I’ve been hearing a lot of concerns from many of my patients about Zika, a mosquito-borne virus that, while usually mild for most, can have serious consequences for pregnant women and their unborn babies. Chances are you’ve heard of it, given the intense news coverage it’s received since the widespread epidemic was reported by the Centers for Disease Control and Prevention (CDC) in early 2015. While the virus was mostly contained to the Latin American countries and the Caribbean, by mid-August at least 37 people had contracted the virus in Miami, Florida and surrounding neighborhoods.
Just this week, Zika is making headlines once again after the CDC reports the potential for sperm donations from three counties in Florida to contain the virus.
Okay, ready for the good news? For most healthy adults, the effects of the Zika virus are mild. That being said, it’s still something that should be on everyone’s radar to avoid, especially those expecting or trying to conceive.
To arm you with the information you need to live your healthiest life, here’s what you need to know about Zika:
Where did Zika come from?
The virus first reared its ugly head back in 1947 in the ZIka Forest of Uganda and since the 1950s it’s only been seen around the equatorial belt from Africa to Asia.
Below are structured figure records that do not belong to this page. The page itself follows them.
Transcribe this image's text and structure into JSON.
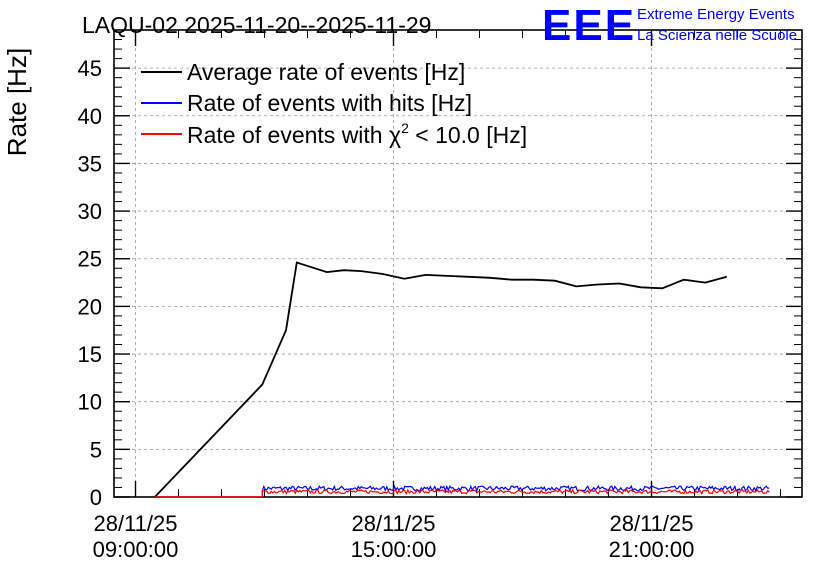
{
  "chart_data": {
    "type": "line",
    "title": "LAQU-02 2025-11-20--2025-11-29",
    "ylabel": "Rate [Hz]",
    "xlabel": "",
    "ylim": [
      0,
      49
    ],
    "xlim_hours": [
      8.5,
      24.5
    ],
    "yticks": [
      0,
      5,
      10,
      15,
      20,
      25,
      30,
      35,
      40,
      45
    ],
    "xticks": [
      {
        "hour": 9,
        "date": "28/11/25",
        "time": "09:00:00"
      },
      {
        "hour": 15,
        "date": "28/11/25",
        "time": "15:00:00"
      },
      {
        "hour": 21,
        "date": "28/11/25",
        "time": "21:00:00"
      }
    ],
    "grid": true,
    "legend_position": "top-left",
    "series": [
      {
        "name": "Average rate of events [Hz]",
        "color": "#000000",
        "x_hours": [
          9.45,
          11.95,
          12.5,
          12.75,
          13.1,
          13.45,
          13.85,
          14.25,
          14.75,
          15.25,
          15.75,
          16.25,
          16.75,
          17.25,
          17.75,
          18.25,
          18.75,
          19.25,
          19.75,
          20.25,
          20.75,
          21.25,
          21.75,
          22.25,
          22.75,
          23.25,
          23.75
        ],
        "y": [
          0,
          11.8,
          17.5,
          24.6,
          24.1,
          23.6,
          23.8,
          23.7,
          23.4,
          22.9,
          23.3,
          23.2,
          23.1,
          23.0,
          22.8,
          22.8,
          22.7,
          22.1,
          22.3,
          22.4,
          22.0,
          21.9,
          22.8,
          22.5,
          23.1,
          null,
          null
        ]
      },
      {
        "name": "Rate of events with hits [Hz]",
        "color": "#0000ff",
        "x_start_hour": 11.95,
        "x_end_hour": 23.75,
        "mean": 0.9,
        "noise": 0.25
      },
      {
        "name": "Rate of events with χ² < 10.0 [Hz]",
        "legend_prefix": "Rate of events with ",
        "legend_chi": "χ",
        "legend_sup": "2",
        "legend_suffix": " < 10.0 [Hz]",
        "color": "#ff0000",
        "x_start_hour": 11.95,
        "x_end_hour": 23.75,
        "mean": 0.55,
        "noise": 0.2
      }
    ]
  },
  "logo": {
    "mark": "EEE",
    "line1": "Extreme Energy Events",
    "line2": "La Scienza nelle Scuole",
    "color": "#0000ff"
  }
}
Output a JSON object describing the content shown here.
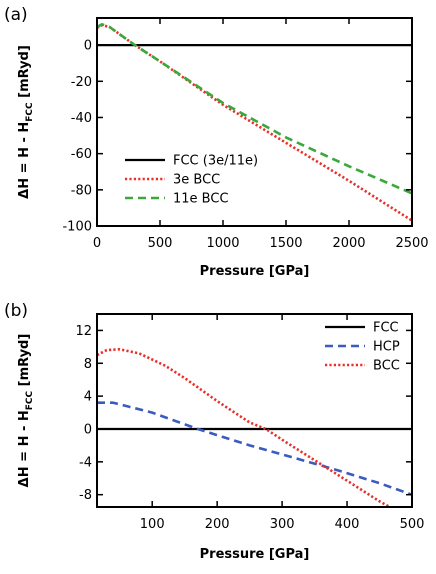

The virus didn’t start spreading eastward until 2007 and appeared on the Pacific coast around 2015.
How is Zika spread?
It’s most commonly spread through mosquito bites, specifically the Aedes species, which are also known to spread other viruses. Once a person is infected, the virus can be passed through sexual contact or blood transfusions, similarly to how the AIDS virus can be passed. It can also be passed from mother to child during pregnancy or delivery.
What are symptoms and side effects of Zika?
Only about 20 percent of those infected with the Zika virus will end up exhibiting symptoms, which typically last between two and seven days. For those who are not pregnant or trying to conceive, the worst cases cause a pesky rash, extreme fatigue, sore muscles, fever and headache. It can, however, lead to a rare complication called Guillain-Barre syndrome, a disease of the nervous system that involves muscle weakness and, in some cases, paralysis.
For pregnant women, however, the impact of the Zika virus is much more serious. This is because when a pregnant woman is infected with the virus, it can also affect her fetus and cause a condition known as microcephaly. Microcephaly is a neurological condition in which the brain of the fetus does not develop properly, resulting in a smaller-than-normal head. In addition, new research presented at the American Academy of Neurology’s 68th Annual Meeting shows that the virus may also be linked another neurological disease, multiple sclerosis, which disrupts brain signals to body.
How do I know if I have Zika?
The CDC recommends Zika virus testing for people who have recently traveled to an infected region or country, if they’ve had sexual intercourse with someone who’s traveled to an infected region or country, or if they show signs or symptoms that are indicative of the condition. The virus is detected by a simple blood or urine test administered by your doctor. The CDC recommends doctors test pregnant women for Zika within 12 weeks that they’re showing symptoms or have potentially been exposed.
How can I prevent Zika?
Your best mode of defense against the Zika virus is to avoid traveling to infected areas. If you’re not sure which areas are currently considered infected, check the CDC’s website for updated travel advisories.
As the weather warms up, even if you’re in unaffected areas, arm yourself with insect repellent. Always avoid any repellents containing harmful chemicals like DEET, picaridin, IR3535, oil of lemon eucalyptus, or para-menthane-diol. Also, wear long sleeves and avoid standing near large bodies of water, which mosquitoes are known to frequent.